Stamped with a provocative title ‘Brut-Nama’ (The Chronicles of Brut) currently showing at Aicon Gallery, New York, is the first major US solo of Karachi and Sydney-based artist Abdullah M. I. Syed. Referencing the immensely popular fragrance, Brut for Men, launched by Faberge in 1964, ‘Brut-Nama’ deconstructs the slogan of Brut ‘The essence of man” to configure a plethora of Muslim (male) identity concerns in conflicting cultures.

Syed takes his cues from both Western and Eastern vocabularies of art history and theory to re-contextualise and re-frame contemporary issues. The contents of the show may impact foreign audiences as a potent and exotic mix of Diaspora related anxieties but they emit a more measured resonance here. Abdullah has been exhibiting in Karachi since 2001 and viewers are familiar with the artist’s evolving stance on Orientalism, post-colonialism, capitalism, migration issues and the tragedy of 9/11, consequently ‘Brut-Nama’ springs no dramatic surprises but it does regale us with new editions to an existing repertoire.

On home ground Pakistanis are grappling terrorism, militancy, socio-economic breakdowns and political instability which are fuelling a constant stream of agitated art but exhibitions like ‘Brut-Nama’ remind us about other pressures, insecurities and categories of discrimination Muslims are encountering in foreign locales as inhabitants of bi-cultural environments.

Be it theory/concept or technique /treatment of subject for Abdullah art is in the details. Rationalised from several perspectives his exhaustive theoretical research often exceeds viewership requirements but the complex discourses do eventually reiterate his angst. Another advantage of this obsessiveness is that it often imparts an exacting finish to his art production. His hand cut Islamic patterns and sculptures of mint condition bank notes are constructed with meticulous precision.

In ‘Brut- Nama’ he subverts the luxury grooming products identity (logo, packaging and aura) and plays with the literal and figurative implications of the word Brut(e), for example the neon sign ‘Et tu Brute’, to construct a portfolio of self-referential and fictional narratives.
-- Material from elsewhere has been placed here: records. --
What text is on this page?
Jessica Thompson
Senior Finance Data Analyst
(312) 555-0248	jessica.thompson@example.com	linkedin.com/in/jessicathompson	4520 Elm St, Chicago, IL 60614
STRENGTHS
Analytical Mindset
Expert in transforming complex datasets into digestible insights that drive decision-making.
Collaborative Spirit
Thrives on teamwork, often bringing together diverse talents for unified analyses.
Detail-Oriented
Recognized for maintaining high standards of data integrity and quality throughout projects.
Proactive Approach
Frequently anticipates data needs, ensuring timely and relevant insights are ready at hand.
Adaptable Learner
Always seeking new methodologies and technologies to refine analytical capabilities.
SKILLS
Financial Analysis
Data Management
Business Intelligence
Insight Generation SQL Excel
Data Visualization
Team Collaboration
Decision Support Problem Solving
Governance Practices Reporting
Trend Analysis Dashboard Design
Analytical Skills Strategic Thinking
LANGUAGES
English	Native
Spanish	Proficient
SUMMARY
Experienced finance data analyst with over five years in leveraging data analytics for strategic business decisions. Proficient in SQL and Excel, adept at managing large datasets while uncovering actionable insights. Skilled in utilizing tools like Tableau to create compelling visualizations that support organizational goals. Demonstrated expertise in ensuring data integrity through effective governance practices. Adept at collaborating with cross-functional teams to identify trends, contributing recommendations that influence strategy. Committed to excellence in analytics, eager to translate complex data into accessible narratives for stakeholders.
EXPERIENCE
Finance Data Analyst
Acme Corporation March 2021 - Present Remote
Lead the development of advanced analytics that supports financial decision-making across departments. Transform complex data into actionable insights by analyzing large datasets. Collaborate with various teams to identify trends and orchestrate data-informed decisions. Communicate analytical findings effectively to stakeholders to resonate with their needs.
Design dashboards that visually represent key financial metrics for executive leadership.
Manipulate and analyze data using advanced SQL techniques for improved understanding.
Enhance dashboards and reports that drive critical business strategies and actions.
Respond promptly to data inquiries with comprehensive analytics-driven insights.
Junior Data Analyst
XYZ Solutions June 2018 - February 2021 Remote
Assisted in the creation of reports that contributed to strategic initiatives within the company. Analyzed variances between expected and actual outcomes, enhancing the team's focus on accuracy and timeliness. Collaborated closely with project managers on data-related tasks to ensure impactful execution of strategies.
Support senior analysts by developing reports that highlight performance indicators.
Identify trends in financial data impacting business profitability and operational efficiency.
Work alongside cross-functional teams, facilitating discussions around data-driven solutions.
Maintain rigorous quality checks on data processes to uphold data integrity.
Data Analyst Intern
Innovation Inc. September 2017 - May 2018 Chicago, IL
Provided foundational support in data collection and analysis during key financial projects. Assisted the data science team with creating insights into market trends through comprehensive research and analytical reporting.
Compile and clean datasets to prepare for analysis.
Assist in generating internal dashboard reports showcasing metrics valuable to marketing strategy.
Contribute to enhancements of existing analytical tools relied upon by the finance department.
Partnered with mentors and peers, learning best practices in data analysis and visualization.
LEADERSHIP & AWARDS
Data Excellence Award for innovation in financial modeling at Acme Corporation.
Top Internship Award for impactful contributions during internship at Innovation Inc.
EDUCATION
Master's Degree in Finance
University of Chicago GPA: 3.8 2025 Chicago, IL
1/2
A prior interest in Art Brut (Outsider Art) had led Abdullah to Pakistani arts-and-craft traditions, such as hand woven rugs, garlands made from currency and the more recent urban Pakistani fascination of adorning commercial trucks with intricate repousse metal reliefs and hand cut stickers. Recognised as a masculine domain, such crafts now enjoy frequent inversion as art vocabulary as well. In ‘Brut-Nama’ all of these outsider elements find their way into the artist’s formal practice.

The ‘Brut for men’ sculptures are hand-beaten, Chamak Patti (hand-stickered ornamentation) relief sculptures of out-sized Brut for Men medallions combining strength and power with fragility and beauty. The body of work pays homage to the tradition of handcrafted body/face armour in Islamic tradition, while taking inspiration from the traditional craft of decorative flower garlands called Sehra, a wedding headdress worn by grooms and popular in countries like Pakistan, Bangladesh and India. Sehra also refers to an Urdu poem, sung and read by the sisters, cousins or father of the groom as a prayer for the groom’s future wedded life. When combined, the armour and Sehra allude to the idea of a warrior/poet/groom returning home wearing a flower veil.

Bank note art is incorporated into ‘Brut-Nama’ with the thought that the use of paper currency is a traditionally male-dominated exchange and has infinite temporal dimensions, connecting history with the underlying human desire for power. Having already impressed audiences here with his sculpted, hand-woven and cut works assembled from uncirculated US $ bills and 100 rupee notes Abdullah brings forth new variations like, ‘Weaving myth’ (from ‘Flying Rug’ series), 2013, Hand-cut and woven US $2 bill and 100 Pakistani rupee and ‘The hunting season’, 2013, hand-cut uncirculated US $1 bills, 100 Pakistani rupees and pins, within the ‘Brut-Nama’ premise.

A mix of direct centralised thoughts, sub-texts and several inferred stances ‘Brut-Nama’ reveals itself as a discourse within a discourse where multiple theories segregate and integrate as cross-cultural strands.